Indeed, grafting negatively charged moieties on the nanotube walls proved to be effective in both improving dispersion in water and enabling electrostatic interactions with MB, thus increasing dye-adsorption capacity and kinetics compared to those of pristine MWCNT and even leading to a faster process with respect to that associated with the widely used ACs. This could be interesting for a future application of the material, as the fast removal of the pollutant could speed up whole industrial processes. Moreover, the reversibility of the electrostatic interactions between MWCNT-S and MB was demonstrated by testing the effects of ionic competition in the presence of increasing concentrations of NaCl in solution, which induced a significant reduction in the adsorption capacity.

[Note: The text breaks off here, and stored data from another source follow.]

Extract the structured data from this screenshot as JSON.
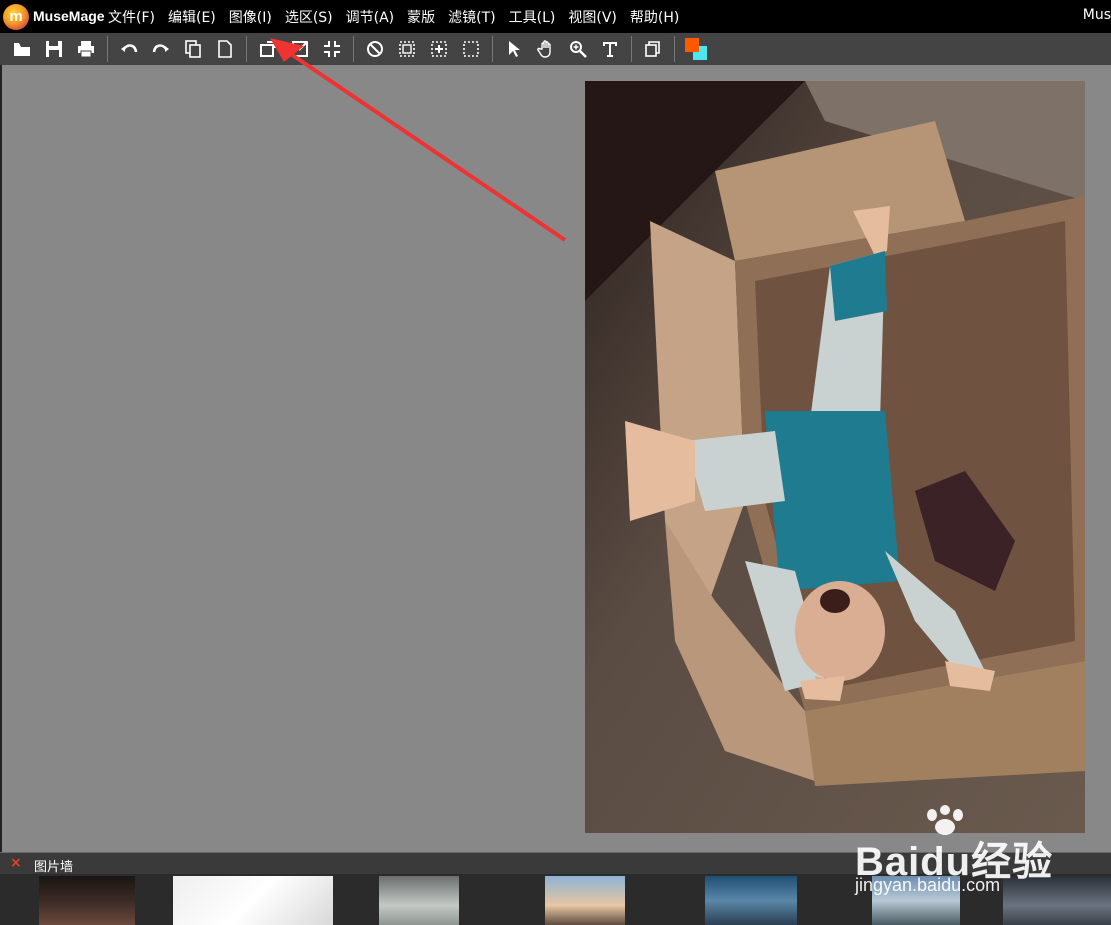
{
  "app": {
    "logo_letter": "m",
    "name": "MuseMage",
    "title_right": "Mus"
  },
  "menu": [
    {
      "label": "文件(F)"
    },
    {
      "label": "编辑(E)"
    },
    {
      "label": "图像(I)"
    },
    {
      "label": "选区(S)"
    },
    {
      "label": "调节(A)"
    },
    {
      "label": "蒙版"
    },
    {
      "label": "滤镜(T)"
    },
    {
      "label": "工具(L)"
    },
    {
      "label": "视图(V)"
    },
    {
      "label": "帮助(H)"
    }
  ],
  "toolbar": {
    "icons": [
      "open-icon",
      "save-icon",
      "print-icon",
      "undo-icon",
      "redo-icon",
      "copy-icon",
      "new-icon",
      "rotate-icon",
      "crop-icon",
      "fit-icon",
      "deselect-icon",
      "select-rect-icon",
      "select-center-icon",
      "select-all-icon",
      "pointer-icon",
      "hand-icon",
      "zoom-icon",
      "text-icon",
      "layers-icon"
    ],
    "foreground_color": "#ff5a00",
    "background_color": "#4fe7ef"
  },
  "picture_wall": {
    "close_label": "×",
    "title": "图片墙"
  },
  "watermark": {
    "brand": "Baidu经验",
    "url": "jingyan.baidu.com"
  },
  "colors": {
    "workspace": "#888888",
    "toolbar": "#444444",
    "arrow": "#ee3333"
  }
}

The ability to regenerate the adsorbent through ionic exchange with NaCl was shown in a preliminary test, offering a sustainable and cost-effective solution for water treatment, allowing not only for the reuse of the adsorbent material but also for the recovery of the pollutant. On the other hand, depending on the effluent characteristics, adsorption could be also used as a preconcentration approach to be followed by degradation.

The overall outcomes of this research disclose a variety of prospective applications based on the adsorption of cationic organic pollutants, including industrial wastewater treatment, environmental remediation projects and resource recovery in view of a circular approach.

Specific analysis of the lifetime and the reusability of the adsorbents in real application conditions will be considered to examine the possibility of regeneration in practical use and the cost-effectiveness of the adsorbents.